A Capela dos Aflitos, de 1775, uma das mais antigas de São Paulo, será finalmente reformada. O bairro da Liberdade, onde ela está localizada ganhará também o Memorial dos Aflitos, que vai contar a história de pessoas negras que viveram e morreram por ali, nos séculos 18 e 19, quando a região foi uma das primeiras moradas de pessoas negras na cidade e abrigou o cemitério dos aflitos, dedicado a negros e indígenas.
As boas notícias foram confirmadas pelo Secretário de Cultura de São Paulo, Totó Parente, na semana passada (9/4), quando visitou a capela e disse que a obra deverá terminar em até um ano. A promessa, que muitos temem não se cumprir, é o compromisso que os movimentos sociais lutavam para que o poder público assumisse, com uma das regiões mais importantes para a memória negra na cidade e que foi por anos escanteada e apagada da história oficial.

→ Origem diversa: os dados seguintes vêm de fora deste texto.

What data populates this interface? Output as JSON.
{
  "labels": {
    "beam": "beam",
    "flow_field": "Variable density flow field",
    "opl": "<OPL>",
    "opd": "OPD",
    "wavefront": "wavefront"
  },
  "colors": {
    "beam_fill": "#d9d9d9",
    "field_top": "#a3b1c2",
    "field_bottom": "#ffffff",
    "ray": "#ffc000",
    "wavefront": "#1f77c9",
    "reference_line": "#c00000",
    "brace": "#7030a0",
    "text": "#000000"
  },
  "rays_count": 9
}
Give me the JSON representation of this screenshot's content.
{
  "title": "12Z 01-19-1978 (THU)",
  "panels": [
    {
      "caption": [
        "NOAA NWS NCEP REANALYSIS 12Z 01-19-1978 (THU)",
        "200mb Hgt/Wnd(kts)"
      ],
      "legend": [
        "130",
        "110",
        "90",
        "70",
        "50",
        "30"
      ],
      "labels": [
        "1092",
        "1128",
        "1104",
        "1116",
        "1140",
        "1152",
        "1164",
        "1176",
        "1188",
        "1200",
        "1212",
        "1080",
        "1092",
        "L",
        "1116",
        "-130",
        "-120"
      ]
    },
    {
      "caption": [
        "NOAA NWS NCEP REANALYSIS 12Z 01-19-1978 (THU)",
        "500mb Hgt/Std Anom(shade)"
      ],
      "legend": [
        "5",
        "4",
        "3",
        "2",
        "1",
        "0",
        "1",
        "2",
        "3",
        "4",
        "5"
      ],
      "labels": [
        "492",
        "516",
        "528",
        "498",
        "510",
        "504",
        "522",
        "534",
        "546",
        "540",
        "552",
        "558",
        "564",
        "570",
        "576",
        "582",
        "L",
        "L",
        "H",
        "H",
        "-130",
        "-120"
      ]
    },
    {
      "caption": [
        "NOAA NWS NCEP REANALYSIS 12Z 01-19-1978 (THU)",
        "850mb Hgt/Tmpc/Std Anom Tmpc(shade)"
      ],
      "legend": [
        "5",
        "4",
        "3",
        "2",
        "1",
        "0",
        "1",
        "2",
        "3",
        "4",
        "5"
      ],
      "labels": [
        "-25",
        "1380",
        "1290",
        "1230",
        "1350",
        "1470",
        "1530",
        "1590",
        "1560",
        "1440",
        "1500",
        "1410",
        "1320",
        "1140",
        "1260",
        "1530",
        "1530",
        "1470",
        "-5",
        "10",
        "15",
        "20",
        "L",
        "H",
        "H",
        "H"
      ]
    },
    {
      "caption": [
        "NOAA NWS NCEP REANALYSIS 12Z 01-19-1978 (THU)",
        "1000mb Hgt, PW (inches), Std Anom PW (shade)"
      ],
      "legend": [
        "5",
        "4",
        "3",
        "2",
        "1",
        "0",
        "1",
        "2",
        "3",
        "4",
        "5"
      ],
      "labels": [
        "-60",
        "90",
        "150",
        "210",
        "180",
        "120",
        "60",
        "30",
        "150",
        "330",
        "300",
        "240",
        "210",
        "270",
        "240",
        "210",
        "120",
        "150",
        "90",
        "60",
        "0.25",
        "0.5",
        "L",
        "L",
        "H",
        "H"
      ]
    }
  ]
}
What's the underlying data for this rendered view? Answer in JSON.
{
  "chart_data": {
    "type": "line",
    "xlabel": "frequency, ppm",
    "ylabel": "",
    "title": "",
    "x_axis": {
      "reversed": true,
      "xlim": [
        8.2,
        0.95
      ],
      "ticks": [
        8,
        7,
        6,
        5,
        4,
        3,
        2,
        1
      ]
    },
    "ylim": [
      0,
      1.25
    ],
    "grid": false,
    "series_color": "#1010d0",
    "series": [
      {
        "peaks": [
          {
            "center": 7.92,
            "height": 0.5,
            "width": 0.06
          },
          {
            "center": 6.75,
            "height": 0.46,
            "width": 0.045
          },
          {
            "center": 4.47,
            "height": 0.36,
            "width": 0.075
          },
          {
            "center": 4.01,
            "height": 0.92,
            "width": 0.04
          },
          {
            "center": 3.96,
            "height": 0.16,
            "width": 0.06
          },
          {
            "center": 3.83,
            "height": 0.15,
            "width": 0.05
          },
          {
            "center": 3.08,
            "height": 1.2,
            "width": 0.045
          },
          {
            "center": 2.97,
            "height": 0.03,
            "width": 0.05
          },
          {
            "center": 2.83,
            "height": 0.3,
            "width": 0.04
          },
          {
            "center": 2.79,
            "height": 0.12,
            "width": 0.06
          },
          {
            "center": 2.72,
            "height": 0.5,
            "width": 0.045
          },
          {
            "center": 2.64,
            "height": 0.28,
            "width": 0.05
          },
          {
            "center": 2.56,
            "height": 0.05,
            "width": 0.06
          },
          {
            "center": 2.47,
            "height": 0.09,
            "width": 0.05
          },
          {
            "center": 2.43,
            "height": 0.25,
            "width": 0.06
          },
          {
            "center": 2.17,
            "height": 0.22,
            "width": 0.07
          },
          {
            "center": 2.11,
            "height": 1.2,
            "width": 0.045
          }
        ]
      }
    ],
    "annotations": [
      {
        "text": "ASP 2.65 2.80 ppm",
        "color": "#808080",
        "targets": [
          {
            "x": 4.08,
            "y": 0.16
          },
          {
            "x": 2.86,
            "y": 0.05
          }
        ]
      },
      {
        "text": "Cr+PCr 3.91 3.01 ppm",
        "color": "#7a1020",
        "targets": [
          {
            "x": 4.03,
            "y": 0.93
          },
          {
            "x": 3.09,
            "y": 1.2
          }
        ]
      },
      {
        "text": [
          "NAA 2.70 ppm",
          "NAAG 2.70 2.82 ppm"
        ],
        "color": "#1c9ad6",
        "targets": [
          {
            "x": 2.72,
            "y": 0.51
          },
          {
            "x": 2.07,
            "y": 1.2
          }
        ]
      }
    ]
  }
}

A Secretaria Municipal de Cultura e Economia Criativa liberou R$ 1 milhão para à Mitra Arquidiocesana de São Paulo, que administra a capela. A verba também será destinada para requalificação urbanística da Rua dos Aflitos. “A via será transformada em espaço cultural, integrando história, memória e vivência artística no território”, informa o órgão.
A verba anunciada pela prefeitura vai complementar os R$ 2,5 milhões conquistados pela União dos Amigos da Capelas dos Aflitos (Unamca), por meio de edital do Proac, da Secretaria de Cultura, Economia e Indústria Criativas do Governo de São Paulo (SCEIC) e o Ministério da Cultura.
A estátua de Francisco José Chagas, o Chaguinhas, cabo negro condenado à forca após liderar uma revolta por não receber salários no século 19, que foi prometida em 2023 e deveria ter sido realizada em 2024, não foi mencionada no projeto. Importante lembrar que Chaguinhas resistiu a três tentativas de enforcamento, nas quais a corda arrebentou, e acabou sendo morto a pauladas na frente das pessoas que assistiam à sua execução em 20 de setembro de 1821.
Ele acabou se tornando um santo popular, uma vez que as pessoas vão até a capela pedir milagres, depositando papéis na porta de madeira e batendo três vezes na mesma para alcançar o pedido. O rito se tornou patrimônio imaterial do Estado de São Paulo em 2024, a partir de lei proposta pela deputada estadual Leci Brandão (PCdoB).
A Unamca afirma que recebeu a notícia com “alívio”, pois a grana vai garantir que a capela seja integralmente restaurada. “Foram sete anos de luta para a conquista deste momento histórico para a populações negra e indígenas, bem como para a garantia dos direitos fundamentais à memória e à verdade da escravidão”, afirma Lucas Almeida, integrante da Unamca, responsável pelo edital aprovado. Ele lembra também que o Cemitério dos Aflitos é “um local dos mortos e desaparecidos da escravidão e do tráfico transatlântico”.
Uma memória importante de ser resgatada e que todo mundo que visita o bairro da Liberdade precisa conhecer. Por hoje, comemoramos, mas continuamos vigilantes para que as promessas realmente saíam do papel e retratem de fato a memória e história negra soterrada no bairro que já foi conhecido apenas como japonês. A história negra resiste!